Back to our regularly scheduled programming.

Since moving into the place in which we will live for the next few years and placing LB in nursery school things are better. I was able to get this blog started and the alone time has been fantastic. FANTASTIC… Most of the time. At others the solitude starts to feel a bit like a cage. Especially as the days get colder and shorter, that alone time is beginning to feel a lot like loneliness.

In Korea all of my girlfriends were outgoing extroverts.* All of them. Fortunately for me they both understood and respected the fact of my introversion. They didn’t take it personally when I turned down invitations or left the party early. Which didn’t happen as often as it might have if social activity in Korea hadn’t been so well lubricated. Now we are literally and liberally scattered across the globe.

BR was interesting because we had our families there but making new connections still proved to be quite challenging. Old friends had their own lives or we just didn’t have much in common anymore. Most parents our age had kids in high school or college. Ours is in diapers. In my case, I never had a large or close circle of friends in BR. Almost all the few people I called friends left the city years ago. After three years in BR I was just starting to meet people I could relate to. Then we moved again. And, yet again, it is time to start over. The good news is that due to the fact that we introverts need more time to ourselves it takes fewer friends to make us feel connected. Most of us are happy with one or two deep friendships.

One of the first steps in setting out to make friends is to get a clear idea on the kind of friends we want to make. Things to think about include what our versions of the ideal friend and ideal friendship actually are. This is very personal and differs for each person. This time around I am going to specifically attempt to make at least one introverted girlfriend. This makes things more difficult because we introverts can be harder to get to know. Other concerns consist of how we prefer to communicate, what personality traits are important, and what interests we’d like to share.

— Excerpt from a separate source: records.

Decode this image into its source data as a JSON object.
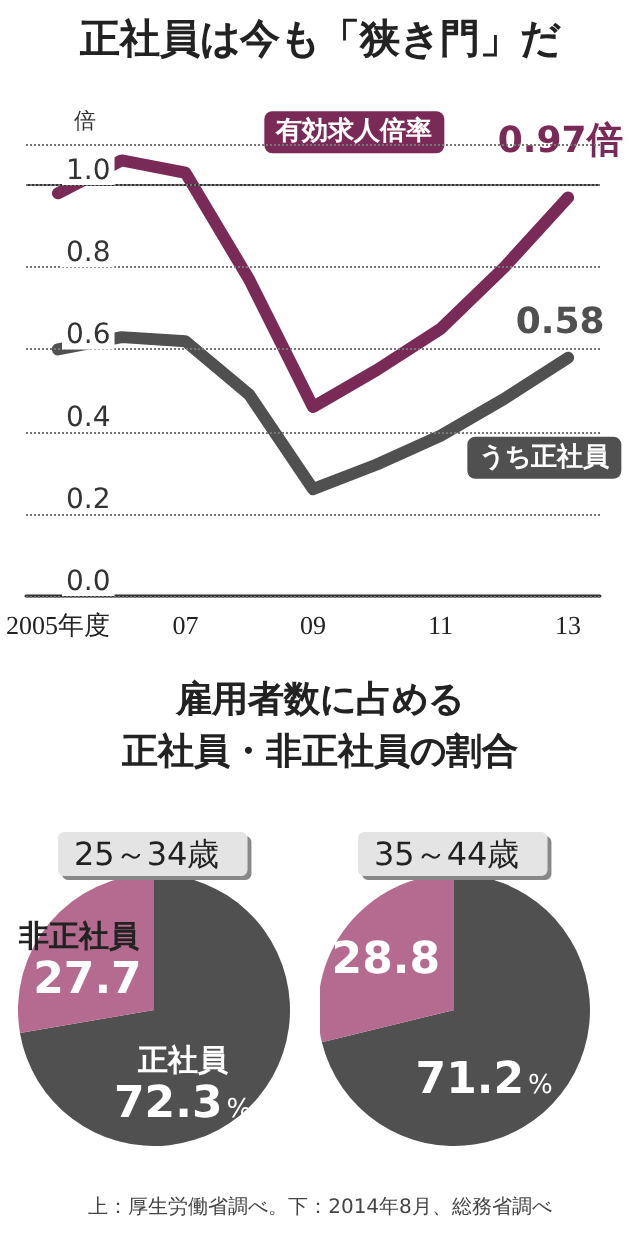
{
  "chart_data": [
    {
      "type": "line",
      "title": "正社員は今も「狭き門」だ",
      "ylabel": "倍",
      "categories": [
        "2005年度",
        null,
        "07",
        null,
        "09",
        null,
        "11",
        null,
        "13"
      ],
      "series": [
        {
          "name": "有効求人倍率",
          "color": "#7a2a57",
          "values": [
            0.98,
            1.06,
            1.03,
            0.77,
            0.46,
            0.55,
            0.65,
            0.8,
            0.97
          ],
          "value_labels": [
            null,
            null,
            null,
            null,
            null,
            null,
            null,
            null,
            "0.97倍"
          ]
        },
        {
          "name": "うち正社員",
          "color": "#505050",
          "values": [
            0.6,
            0.63,
            0.62,
            0.49,
            0.26,
            0.32,
            0.39,
            0.48,
            0.58
          ],
          "value_labels": [
            null,
            null,
            null,
            null,
            null,
            null,
            null,
            null,
            "0.58"
          ]
        }
      ],
      "ylim": [
        0,
        1.1
      ],
      "yticks": [
        {
          "value": 0,
          "label": "0.0"
        },
        {
          "value": 0.2,
          "label": "0.2"
        },
        {
          "value": 0.4,
          "label": "0.4"
        },
        {
          "value": 0.6,
          "label": "0.6"
        },
        {
          "value": 0.8,
          "label": "0.8"
        },
        {
          "value": 1,
          "label": "1.0"
        }
      ],
      "grid": "y",
      "legend": false,
      "marker": "none",
      "line_style": "solid",
      "ref_lines": [
        {
          "axis": "y",
          "value": 1,
          "color": "#333333",
          "line_style": "solid"
        }
      ]
    },
    {
      "type": "pie",
      "title": "雇用者数に占める",
      "subtitle": "正社員・非正社員の割合",
      "categories": [
        "正社員",
        "非正社員"
      ],
      "values": [
        72.3,
        27.7
      ],
      "colors": [
        "#505050",
        "#b56a90"
      ],
      "value_labels": [
        "72.3%",
        "27.7"
      ],
      "annotations": [
        "25～34歳",
        "上：厚生労働省調べ。下：2014年8月、総務省調べ"
      ]
    },
    {
      "type": "pie",
      "annotations": [
        "35～44歳"
      ],
      "categories": [
        null,
        null
      ],
      "values": [
        71.2,
        28.8
      ],
      "colors": [
        "#505050",
        "#b56a90"
      ],
      "value_labels": [
        "71.2%",
        "28.8"
      ]
    }
  ]
}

In a way interests are both most important and easiest because interests are where we often start the process of meeting people. To begin make a list of five places to find people with similar interests. These places can be in real life or online. As a matter of fact, since I am looking for introvert friends, active online spaces may even be better for me. Online comment on blog posts, join Facebook groups, tweet people, comment on their Instagram- the world of social media is deep and varied. Explore at will.

Irl I need to go where my people are. This is where I really started to make progress back in BR. My cousin invited me to join her writing group. I joined several Meet Up groups, one of which I was really starting to feel a part of. I started to attend the Unitarian Universalist church. I was definitely making progress right before we left. But it took years as opposed to the weeks, and sometimes days, it took to find people to click with in Korea. This is in part because the expat community there is both larger and more transient. People are more likely to seek out others. Here in Denmark a lot of the “expats” I have met are longtime residents with strong Danish connections.

When we do meet people, online and especially in real life, and we do seem to have the start of a bond have a plan on making and maintaining contact. This also goes back to communication in general. How do we want to let a person know we want to stay in touch? Irl situations my time in Asia gave me a true appreciation for name cards or business cards. For a name, or personal contact, card only put down the contact information you are comfortable with. Mine had my name and an email address. That’s it. Then throw those things around like confetti.

Once you’ve met someone a couple of few times and things are going well suggest a regularly scheduled meet-up. Ask to hang out once a week, month, quarter, whatever you are comfortable with. Having a standing time to get-together means not having to plan something every time. Plus, if you are an introvert with anxiety issues (and being highly sensitive people this is not uncommon among us introverts in our loud, loud, oh so loud, culture) knowing what to expect can make us feel more comfortable.

Finally, don’t take rejection personally. I have to confess that, unless the person doing the rejection is someone with whom I have been emotionally intimate, this is pretty easy for me. After all, if you don’t know me then you aren’t rejecting me. You’re rejecting whatever you’ve projected onto me. However, I know that it isn’t that simplistic for lots of us. So, when our overture falls flat pause, step back, and find a safe space in which to process the interaction. Understand that it is not about us and we are not responsible for other people’s reactions. Making friends means opening ourselves up and making ourselves vulnerable to other people. Hard things to do for everyone, especially us introverts. But hard things get easier the more we practice.

 

Sources

11 Perfectly Introverted Ways To Make Friends As An Adult http://www.valgeisler.com/11-perfectly-introverted-ways-to-make-friends-as-an-adult/

4 Expert Recommended, Introvert Approved Tips for Making Friends When You Hate Meeting New People https://www.wellandgood.com/good-advice/how-to-make-friends-introvert/

The Introvert’s Complete Guide To Making Friends Who ‘Get’ You https://introvertdear.com/news/introverts-guide-making-friends-get/

3 Simple Ways To Make Friends If You’re An Introvert https://www.mindbodygreen.com/0-17668/3-simple-ways-to-make-friends-if-youre-an-introvert.html

 

*There are outgoing introverts. You know that friend who hardly ever goes out but when she does she is there for it? Outgoing introvert.